Onward Opportunities Limited intends to join the AIM market. The Company’s investment objective is to generate returns for Shareholders through investments in equity and equity-related instruments of UK smaller companies that are predominantly listed or admitted to trading on markets operated by the London Stock Exchange. Expected admission date is mid-March 2023.
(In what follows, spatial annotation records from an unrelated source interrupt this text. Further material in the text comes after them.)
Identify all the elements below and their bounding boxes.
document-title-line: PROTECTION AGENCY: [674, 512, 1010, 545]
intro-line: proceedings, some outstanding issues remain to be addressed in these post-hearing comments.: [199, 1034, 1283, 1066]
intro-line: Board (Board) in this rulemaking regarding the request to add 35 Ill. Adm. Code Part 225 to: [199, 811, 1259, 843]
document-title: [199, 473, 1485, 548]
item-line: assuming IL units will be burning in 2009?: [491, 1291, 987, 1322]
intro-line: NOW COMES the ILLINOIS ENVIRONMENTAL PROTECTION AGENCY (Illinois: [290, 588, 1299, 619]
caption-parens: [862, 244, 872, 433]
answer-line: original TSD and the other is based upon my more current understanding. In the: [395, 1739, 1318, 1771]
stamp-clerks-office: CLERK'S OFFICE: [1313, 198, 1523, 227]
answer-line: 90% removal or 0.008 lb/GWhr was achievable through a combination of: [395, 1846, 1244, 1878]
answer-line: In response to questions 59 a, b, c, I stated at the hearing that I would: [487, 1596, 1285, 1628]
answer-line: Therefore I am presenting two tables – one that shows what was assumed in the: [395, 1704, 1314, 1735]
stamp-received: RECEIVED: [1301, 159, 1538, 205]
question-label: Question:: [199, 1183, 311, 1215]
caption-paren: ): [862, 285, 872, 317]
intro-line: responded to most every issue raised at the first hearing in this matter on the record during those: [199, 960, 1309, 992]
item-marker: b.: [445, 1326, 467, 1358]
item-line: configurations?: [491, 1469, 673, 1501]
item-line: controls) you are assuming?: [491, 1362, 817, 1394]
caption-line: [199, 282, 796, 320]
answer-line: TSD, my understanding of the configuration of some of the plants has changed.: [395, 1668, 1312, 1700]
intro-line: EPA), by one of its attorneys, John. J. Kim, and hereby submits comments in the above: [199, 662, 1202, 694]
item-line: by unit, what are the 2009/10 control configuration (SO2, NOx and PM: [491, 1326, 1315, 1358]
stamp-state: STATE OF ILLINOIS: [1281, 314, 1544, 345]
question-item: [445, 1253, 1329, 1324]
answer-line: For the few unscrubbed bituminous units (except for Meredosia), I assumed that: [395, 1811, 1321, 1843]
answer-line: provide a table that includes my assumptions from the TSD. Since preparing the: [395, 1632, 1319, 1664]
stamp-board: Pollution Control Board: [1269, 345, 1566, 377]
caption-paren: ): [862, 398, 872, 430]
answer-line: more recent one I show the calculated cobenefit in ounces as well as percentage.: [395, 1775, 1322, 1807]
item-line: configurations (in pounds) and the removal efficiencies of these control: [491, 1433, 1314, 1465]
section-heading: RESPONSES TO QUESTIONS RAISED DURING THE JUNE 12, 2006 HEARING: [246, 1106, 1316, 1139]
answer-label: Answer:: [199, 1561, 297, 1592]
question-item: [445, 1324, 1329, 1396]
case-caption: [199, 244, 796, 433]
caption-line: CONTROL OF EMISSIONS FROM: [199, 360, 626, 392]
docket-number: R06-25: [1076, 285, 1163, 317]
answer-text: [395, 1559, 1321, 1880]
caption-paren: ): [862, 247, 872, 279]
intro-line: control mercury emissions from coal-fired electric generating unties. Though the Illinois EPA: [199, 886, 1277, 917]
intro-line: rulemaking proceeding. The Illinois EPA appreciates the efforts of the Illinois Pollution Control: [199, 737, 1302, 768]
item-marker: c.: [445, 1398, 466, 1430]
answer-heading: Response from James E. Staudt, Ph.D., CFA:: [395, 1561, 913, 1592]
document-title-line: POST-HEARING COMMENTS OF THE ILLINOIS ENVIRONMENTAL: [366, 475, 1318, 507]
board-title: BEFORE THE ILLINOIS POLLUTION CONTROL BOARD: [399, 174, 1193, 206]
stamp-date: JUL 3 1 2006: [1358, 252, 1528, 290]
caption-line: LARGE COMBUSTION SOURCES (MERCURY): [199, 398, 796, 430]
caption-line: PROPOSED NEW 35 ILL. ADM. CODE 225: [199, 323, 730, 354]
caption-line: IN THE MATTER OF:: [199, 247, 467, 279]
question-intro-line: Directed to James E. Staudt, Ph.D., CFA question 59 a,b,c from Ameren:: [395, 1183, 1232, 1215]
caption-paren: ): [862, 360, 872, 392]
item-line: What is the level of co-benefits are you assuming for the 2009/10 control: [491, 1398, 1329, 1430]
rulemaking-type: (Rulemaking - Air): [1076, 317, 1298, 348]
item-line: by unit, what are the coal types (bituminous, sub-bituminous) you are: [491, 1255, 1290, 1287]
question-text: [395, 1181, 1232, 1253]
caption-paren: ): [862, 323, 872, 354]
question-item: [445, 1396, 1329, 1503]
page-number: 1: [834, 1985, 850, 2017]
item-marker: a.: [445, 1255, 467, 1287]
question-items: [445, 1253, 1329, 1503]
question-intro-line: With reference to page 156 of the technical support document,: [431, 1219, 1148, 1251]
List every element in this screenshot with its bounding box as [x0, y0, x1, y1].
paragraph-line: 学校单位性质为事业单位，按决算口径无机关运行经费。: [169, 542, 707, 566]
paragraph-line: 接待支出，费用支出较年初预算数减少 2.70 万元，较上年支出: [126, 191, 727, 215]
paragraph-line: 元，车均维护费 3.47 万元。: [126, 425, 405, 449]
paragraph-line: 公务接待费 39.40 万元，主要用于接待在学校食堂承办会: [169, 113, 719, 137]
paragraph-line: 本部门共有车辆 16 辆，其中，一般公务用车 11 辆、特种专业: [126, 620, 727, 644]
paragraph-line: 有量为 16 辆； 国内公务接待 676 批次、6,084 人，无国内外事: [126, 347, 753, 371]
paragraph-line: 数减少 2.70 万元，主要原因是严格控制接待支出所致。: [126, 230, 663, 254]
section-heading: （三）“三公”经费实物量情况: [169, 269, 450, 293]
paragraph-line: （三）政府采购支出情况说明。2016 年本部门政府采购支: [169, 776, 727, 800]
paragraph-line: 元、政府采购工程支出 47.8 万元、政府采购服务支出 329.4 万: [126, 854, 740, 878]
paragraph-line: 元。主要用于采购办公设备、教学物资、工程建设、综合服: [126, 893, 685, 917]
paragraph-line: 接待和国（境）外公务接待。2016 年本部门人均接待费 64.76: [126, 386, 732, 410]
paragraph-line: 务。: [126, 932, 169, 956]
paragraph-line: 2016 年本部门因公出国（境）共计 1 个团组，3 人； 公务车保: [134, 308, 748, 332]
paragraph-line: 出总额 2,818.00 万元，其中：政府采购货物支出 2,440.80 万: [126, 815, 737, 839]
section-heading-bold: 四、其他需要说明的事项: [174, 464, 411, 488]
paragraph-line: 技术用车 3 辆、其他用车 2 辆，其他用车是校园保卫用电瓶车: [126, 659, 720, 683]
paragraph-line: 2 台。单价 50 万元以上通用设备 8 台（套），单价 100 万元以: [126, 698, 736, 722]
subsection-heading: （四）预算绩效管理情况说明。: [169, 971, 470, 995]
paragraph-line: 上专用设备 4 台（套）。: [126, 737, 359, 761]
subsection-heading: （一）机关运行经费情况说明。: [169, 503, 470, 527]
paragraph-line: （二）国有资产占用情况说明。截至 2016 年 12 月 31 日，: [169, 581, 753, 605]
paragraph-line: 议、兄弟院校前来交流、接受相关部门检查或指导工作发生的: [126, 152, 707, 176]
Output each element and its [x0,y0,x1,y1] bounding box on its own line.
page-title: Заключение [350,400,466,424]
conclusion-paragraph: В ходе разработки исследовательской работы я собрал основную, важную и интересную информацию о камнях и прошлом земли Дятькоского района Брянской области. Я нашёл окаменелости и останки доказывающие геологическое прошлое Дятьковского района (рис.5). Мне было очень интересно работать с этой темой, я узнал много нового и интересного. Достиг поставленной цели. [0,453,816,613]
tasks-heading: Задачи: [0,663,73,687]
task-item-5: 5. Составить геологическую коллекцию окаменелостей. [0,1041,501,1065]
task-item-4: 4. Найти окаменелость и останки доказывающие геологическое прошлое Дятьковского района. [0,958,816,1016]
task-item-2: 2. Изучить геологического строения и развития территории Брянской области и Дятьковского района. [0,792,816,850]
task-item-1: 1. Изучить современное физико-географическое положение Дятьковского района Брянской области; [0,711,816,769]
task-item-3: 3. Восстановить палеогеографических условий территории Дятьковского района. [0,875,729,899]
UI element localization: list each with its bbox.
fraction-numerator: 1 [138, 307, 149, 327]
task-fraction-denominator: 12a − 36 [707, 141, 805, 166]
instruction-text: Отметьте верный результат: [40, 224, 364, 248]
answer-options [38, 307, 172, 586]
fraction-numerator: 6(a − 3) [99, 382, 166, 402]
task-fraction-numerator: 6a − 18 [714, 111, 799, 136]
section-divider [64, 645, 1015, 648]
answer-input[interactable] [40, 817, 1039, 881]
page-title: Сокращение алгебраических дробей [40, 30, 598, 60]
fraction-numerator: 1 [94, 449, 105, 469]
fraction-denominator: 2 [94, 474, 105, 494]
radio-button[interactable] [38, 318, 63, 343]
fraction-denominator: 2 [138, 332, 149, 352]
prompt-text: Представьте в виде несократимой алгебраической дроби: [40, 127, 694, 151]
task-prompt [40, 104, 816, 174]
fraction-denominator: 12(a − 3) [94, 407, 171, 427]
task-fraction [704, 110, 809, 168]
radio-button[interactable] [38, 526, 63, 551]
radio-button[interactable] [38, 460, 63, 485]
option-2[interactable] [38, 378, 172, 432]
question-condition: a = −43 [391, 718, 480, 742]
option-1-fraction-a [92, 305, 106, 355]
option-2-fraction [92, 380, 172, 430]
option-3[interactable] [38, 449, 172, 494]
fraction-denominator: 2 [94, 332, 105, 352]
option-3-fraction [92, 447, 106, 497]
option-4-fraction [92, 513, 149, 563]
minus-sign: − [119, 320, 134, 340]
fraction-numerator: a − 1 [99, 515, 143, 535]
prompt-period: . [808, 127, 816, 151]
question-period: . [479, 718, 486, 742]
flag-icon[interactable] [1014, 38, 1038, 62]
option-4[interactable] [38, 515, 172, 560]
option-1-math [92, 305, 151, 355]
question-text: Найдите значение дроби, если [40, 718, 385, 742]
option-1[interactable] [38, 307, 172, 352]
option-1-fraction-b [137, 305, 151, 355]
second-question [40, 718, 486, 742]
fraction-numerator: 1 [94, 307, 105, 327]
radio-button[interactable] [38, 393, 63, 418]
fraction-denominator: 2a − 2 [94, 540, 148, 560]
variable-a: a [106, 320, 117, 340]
Essentially Group plc, its strategy is the acquisition, holding and development of companies active in the health food and beverages market,  intends to join the AQSE Growth Market. On 1 September 2022, Essentially Group UK acquired Essentially Holdings Ltd (and its wholly owned subsidiary, Essentially Juices Manufacturing LLC (EJM)), EJM is active in the UAE and Kingdom of Saudi Arabia fruit and vegetable juice market. Expected 17th March 2023.

MBH Corporation plc, an investment holding company with subsidiaries in multiple industries including the construction, education, leisure, healthcare, food & beverage, property, engineering and transport sectors, intends to join the AQSE Growth Market. MBH is currently traded on the Dusseldorf and Frankfurt Stock Exchange. Expected 13th March 2023.

PanGenomic Health Inc, currently traded on the Canadian Securities Exchange market intends to dual list on the AQSE Growth Market, as a springboard to expand footprint of its personalised and self-care digital health platforms in the UK/EU markets. The Company has three platforms: Nara App, Mindleap.com and the PlantGx Platform. PanGenomic Health Inc is currently traded on the CSE. 88.6%  of the total issued shares will be floated. Admission is delayed.